La secrétaire d’Etat Zuhal Demir vient d’annoncer à la VRT qu’elle a été menacée de mort, elle et son bébé. Ce n’est pas la première fois que Madame Demir est traînée dans la boue pour avoir défendu les droits des Kurdes (ce qui lui vaut régulièrement d’être accusée de fricoter avec le  PKK) et s’être opposée aux dérives du gouvernement turc. La réélection annoncée dans les prochains jours du Grand Vizir Ottoman ne va certainement pas apaiser les mouvements de haine contre ceux qui osent critiquer sa politique, ses abus et ses outrances.

Il faut rappeler que la députée de Genk a entamé il y a un an les formalités pour se défaire de sa nationalité turque. Mais, à ce jour, la procédure n’a pas abouti faute de décision politique des autorités d’Ankara, dit-on à son cabinet.

Ces événements font écho au reportage très bien documenté et très effrayant publié cette semaine par Laure Marchand dans « L’Express » qui décrit les randonnées sanglantes mais impunies des agents du redoutable service secret turc, le MIT, qui se flatte de plusieurs assassinats à son tableau de chasse, notamment ceux de trois femmes, militantes du PKK, à Paris en 2013. Un service né sous une belle étoile puisque, dès sa création, l’ancêtre du MIT a participé à la planification et à l’exécution du génocide arménien (auquel ont été mêlées des organisations kurdes, il faut le préciser au passage. Comme quoi, personne n’est parfait).

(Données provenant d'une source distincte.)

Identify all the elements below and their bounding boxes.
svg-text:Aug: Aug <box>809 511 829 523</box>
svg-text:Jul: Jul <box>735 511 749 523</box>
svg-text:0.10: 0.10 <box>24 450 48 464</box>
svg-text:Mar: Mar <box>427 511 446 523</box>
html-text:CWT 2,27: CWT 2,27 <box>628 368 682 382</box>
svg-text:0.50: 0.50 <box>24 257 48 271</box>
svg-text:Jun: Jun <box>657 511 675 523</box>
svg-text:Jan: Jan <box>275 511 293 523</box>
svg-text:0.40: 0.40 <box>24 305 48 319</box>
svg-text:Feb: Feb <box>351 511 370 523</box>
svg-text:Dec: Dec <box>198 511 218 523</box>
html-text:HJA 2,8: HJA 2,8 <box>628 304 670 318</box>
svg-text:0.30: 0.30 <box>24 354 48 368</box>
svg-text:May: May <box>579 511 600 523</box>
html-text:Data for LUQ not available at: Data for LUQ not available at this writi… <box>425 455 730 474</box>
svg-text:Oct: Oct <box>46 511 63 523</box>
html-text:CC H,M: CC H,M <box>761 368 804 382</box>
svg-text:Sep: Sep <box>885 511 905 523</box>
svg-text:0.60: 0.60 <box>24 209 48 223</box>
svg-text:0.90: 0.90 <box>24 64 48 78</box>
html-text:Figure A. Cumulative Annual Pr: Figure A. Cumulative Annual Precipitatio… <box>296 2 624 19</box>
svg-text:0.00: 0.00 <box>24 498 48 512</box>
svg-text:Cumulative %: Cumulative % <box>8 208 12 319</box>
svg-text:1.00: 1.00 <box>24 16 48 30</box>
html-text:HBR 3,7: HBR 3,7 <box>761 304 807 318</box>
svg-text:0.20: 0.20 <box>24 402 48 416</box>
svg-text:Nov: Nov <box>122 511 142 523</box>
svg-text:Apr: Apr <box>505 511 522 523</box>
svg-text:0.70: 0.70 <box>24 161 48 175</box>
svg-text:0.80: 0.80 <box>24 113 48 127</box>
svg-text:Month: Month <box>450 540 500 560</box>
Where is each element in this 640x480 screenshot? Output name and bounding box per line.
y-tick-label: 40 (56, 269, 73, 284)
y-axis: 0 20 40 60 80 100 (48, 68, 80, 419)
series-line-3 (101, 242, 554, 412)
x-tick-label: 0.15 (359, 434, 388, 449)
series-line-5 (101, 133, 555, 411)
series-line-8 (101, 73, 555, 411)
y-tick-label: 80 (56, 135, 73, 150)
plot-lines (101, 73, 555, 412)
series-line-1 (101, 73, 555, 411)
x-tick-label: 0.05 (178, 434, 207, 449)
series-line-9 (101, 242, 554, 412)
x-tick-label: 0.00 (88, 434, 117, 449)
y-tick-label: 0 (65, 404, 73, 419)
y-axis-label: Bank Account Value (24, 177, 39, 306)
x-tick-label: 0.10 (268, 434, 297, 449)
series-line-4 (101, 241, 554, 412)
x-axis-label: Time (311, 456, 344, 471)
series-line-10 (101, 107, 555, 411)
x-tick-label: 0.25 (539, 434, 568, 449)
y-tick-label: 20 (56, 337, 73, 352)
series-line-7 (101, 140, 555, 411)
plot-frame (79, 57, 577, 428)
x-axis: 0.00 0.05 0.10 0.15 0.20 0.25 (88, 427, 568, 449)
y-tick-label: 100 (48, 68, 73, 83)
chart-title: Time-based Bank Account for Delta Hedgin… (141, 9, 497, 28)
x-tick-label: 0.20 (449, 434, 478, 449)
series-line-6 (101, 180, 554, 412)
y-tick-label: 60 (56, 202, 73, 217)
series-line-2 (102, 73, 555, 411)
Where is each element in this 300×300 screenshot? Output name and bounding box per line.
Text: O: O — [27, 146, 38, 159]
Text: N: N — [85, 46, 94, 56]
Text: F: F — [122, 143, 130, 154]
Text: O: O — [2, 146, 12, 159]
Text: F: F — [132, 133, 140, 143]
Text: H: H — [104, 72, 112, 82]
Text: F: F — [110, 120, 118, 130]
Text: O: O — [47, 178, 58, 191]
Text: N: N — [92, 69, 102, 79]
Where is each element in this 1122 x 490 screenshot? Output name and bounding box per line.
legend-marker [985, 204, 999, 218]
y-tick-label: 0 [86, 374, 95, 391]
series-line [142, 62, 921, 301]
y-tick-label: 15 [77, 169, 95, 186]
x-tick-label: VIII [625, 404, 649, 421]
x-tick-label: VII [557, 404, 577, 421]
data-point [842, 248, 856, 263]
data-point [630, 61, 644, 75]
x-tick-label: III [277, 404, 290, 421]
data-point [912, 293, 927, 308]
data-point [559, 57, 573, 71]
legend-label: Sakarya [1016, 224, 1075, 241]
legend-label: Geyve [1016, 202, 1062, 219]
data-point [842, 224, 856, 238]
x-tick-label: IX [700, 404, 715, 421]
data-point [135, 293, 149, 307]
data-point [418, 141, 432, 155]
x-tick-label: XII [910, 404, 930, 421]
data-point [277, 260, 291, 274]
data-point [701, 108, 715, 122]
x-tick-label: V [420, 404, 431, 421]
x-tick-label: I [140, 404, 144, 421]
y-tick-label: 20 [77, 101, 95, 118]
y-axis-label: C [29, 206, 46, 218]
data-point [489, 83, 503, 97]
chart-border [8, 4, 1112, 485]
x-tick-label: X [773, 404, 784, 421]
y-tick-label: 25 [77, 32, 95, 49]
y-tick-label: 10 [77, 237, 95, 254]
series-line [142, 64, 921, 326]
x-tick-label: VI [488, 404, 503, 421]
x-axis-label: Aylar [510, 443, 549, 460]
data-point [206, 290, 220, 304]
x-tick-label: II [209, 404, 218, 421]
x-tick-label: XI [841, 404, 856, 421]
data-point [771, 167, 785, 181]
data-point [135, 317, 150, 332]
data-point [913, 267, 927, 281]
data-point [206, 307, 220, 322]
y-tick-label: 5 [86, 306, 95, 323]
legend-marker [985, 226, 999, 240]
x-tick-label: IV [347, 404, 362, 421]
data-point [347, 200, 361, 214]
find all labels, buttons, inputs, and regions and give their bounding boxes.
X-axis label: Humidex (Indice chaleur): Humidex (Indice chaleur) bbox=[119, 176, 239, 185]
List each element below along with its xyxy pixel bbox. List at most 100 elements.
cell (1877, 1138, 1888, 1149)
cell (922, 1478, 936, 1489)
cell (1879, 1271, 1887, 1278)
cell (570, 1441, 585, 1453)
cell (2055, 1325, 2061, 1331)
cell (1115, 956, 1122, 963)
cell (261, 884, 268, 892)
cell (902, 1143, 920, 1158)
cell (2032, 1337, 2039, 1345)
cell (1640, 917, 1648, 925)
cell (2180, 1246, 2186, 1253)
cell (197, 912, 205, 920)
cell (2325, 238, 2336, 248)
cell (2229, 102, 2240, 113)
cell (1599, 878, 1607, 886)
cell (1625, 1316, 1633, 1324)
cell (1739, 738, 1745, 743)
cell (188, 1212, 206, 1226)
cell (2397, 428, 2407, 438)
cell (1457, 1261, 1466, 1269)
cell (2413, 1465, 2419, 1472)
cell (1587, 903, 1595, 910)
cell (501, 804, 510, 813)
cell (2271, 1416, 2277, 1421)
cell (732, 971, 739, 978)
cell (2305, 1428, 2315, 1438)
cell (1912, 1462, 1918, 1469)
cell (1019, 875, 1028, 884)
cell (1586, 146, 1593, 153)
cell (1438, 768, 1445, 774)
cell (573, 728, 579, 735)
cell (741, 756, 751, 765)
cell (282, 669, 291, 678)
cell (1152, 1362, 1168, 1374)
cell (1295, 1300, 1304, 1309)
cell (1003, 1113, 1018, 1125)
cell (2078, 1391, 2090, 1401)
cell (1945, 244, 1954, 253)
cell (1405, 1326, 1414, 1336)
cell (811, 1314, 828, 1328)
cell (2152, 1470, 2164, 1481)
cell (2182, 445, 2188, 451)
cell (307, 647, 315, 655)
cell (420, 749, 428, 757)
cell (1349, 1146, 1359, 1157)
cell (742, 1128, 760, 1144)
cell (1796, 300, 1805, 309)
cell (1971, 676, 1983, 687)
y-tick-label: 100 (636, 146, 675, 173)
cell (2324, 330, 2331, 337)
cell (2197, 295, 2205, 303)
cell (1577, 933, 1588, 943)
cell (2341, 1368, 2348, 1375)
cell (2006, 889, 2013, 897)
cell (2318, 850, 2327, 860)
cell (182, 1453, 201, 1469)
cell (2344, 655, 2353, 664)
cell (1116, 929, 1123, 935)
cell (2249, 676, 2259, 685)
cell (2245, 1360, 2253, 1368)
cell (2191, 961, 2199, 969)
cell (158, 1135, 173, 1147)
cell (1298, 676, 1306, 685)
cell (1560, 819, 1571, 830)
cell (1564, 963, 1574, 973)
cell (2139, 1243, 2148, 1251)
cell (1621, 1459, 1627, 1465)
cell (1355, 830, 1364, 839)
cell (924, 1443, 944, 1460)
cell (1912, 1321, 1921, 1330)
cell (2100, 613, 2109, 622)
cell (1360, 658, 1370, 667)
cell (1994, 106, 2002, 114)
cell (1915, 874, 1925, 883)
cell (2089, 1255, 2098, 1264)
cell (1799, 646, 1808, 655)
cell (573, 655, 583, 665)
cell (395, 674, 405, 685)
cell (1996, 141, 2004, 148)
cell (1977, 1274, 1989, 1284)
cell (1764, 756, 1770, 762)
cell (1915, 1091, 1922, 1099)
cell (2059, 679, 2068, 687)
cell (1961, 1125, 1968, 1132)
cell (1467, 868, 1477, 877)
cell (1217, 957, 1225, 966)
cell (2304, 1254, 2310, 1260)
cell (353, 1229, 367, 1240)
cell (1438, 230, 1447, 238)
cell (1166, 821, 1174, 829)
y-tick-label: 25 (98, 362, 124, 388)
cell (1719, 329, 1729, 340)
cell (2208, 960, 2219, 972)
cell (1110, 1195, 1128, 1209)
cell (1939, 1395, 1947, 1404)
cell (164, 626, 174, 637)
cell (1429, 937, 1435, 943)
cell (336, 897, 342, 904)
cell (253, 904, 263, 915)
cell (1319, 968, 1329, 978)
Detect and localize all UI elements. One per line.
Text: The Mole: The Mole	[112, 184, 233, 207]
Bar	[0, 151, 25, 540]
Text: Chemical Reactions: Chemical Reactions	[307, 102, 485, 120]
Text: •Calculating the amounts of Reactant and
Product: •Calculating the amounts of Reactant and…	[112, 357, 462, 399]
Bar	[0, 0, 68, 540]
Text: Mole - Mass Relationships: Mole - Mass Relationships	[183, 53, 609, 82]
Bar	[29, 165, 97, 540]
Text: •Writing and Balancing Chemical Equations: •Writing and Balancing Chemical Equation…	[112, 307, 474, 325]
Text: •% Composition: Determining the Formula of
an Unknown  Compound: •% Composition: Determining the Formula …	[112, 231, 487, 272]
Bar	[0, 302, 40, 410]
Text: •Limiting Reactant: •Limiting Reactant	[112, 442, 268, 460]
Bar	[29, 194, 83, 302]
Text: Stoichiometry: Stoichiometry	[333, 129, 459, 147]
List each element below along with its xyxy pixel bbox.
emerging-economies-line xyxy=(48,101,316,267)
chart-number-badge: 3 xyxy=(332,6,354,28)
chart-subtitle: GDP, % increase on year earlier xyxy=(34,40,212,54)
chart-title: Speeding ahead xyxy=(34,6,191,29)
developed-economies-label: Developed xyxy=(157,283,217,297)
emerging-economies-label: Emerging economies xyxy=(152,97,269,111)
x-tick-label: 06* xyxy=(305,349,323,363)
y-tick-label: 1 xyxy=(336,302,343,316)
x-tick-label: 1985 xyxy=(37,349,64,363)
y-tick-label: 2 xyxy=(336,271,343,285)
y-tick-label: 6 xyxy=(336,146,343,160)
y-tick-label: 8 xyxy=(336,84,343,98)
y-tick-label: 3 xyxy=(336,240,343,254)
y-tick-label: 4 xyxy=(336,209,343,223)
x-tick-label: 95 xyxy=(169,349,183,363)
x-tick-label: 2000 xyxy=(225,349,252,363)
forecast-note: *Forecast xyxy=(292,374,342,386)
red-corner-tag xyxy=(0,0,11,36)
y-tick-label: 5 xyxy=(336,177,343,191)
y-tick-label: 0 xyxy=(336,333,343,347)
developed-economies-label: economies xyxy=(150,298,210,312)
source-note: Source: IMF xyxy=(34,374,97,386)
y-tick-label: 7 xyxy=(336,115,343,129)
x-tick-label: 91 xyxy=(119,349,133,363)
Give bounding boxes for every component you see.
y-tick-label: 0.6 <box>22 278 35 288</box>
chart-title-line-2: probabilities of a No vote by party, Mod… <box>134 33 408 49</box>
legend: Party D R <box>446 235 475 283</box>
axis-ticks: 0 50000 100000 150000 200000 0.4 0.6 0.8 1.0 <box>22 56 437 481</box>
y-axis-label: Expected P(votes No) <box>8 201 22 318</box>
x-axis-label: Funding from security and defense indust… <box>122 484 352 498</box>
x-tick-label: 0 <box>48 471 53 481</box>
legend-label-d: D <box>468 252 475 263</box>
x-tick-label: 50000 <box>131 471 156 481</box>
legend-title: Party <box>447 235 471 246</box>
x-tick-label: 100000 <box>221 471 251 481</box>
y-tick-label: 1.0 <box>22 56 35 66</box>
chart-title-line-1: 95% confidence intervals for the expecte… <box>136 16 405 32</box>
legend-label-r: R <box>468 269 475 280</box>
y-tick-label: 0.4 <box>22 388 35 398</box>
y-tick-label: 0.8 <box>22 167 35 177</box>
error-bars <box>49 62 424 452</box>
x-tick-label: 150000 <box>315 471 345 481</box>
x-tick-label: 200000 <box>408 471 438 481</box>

Depuis plusieurs mois, un juge d’instruction bruxellois est en charge d’un dossier concernant d’autres menaces de mort, contre des responsables kurdes réfugiés en Belgique. Et notre pays s’émeut, avec la France et l’Allemagne, des opérations des services secrets turcs dans nos contrées et de leur influence sur une partie de la population.

Si Madame Demir ne parvient pas à se défaire de sa nationalité kurde, que va faire son collègue Théo Francken lorsqu’elle demandera à son camarade de parti la protection de la Belgique ?

Va-t-il la renvoyer « dans son pays d’origine» ? L’obliger à s’arranger avec le gouvernement turc puisque, coïncidence, c’est lui à qui l’Europe a sous-traité le soin de retenir les candidats à l’entrée sur nos terres bénies et rendre imperméables les frontières de notre paradis terrestre, service grassement rémunéré (des milliards d’euros) ?

Invoquer le « système australien » qui n’en est pas un puisqu’il consiste à jeter de l’huile brûlante sur tous ceux qui s’approchent de trop près de nos belles murailles ?

Heureusement que toutes les forteresses du Moyen âge n’ont pas été rasées. Elles vont pouvoir resservir et pas seulement pour impressionner ceux qui sont venus visiter nos villes avec un visa touristique.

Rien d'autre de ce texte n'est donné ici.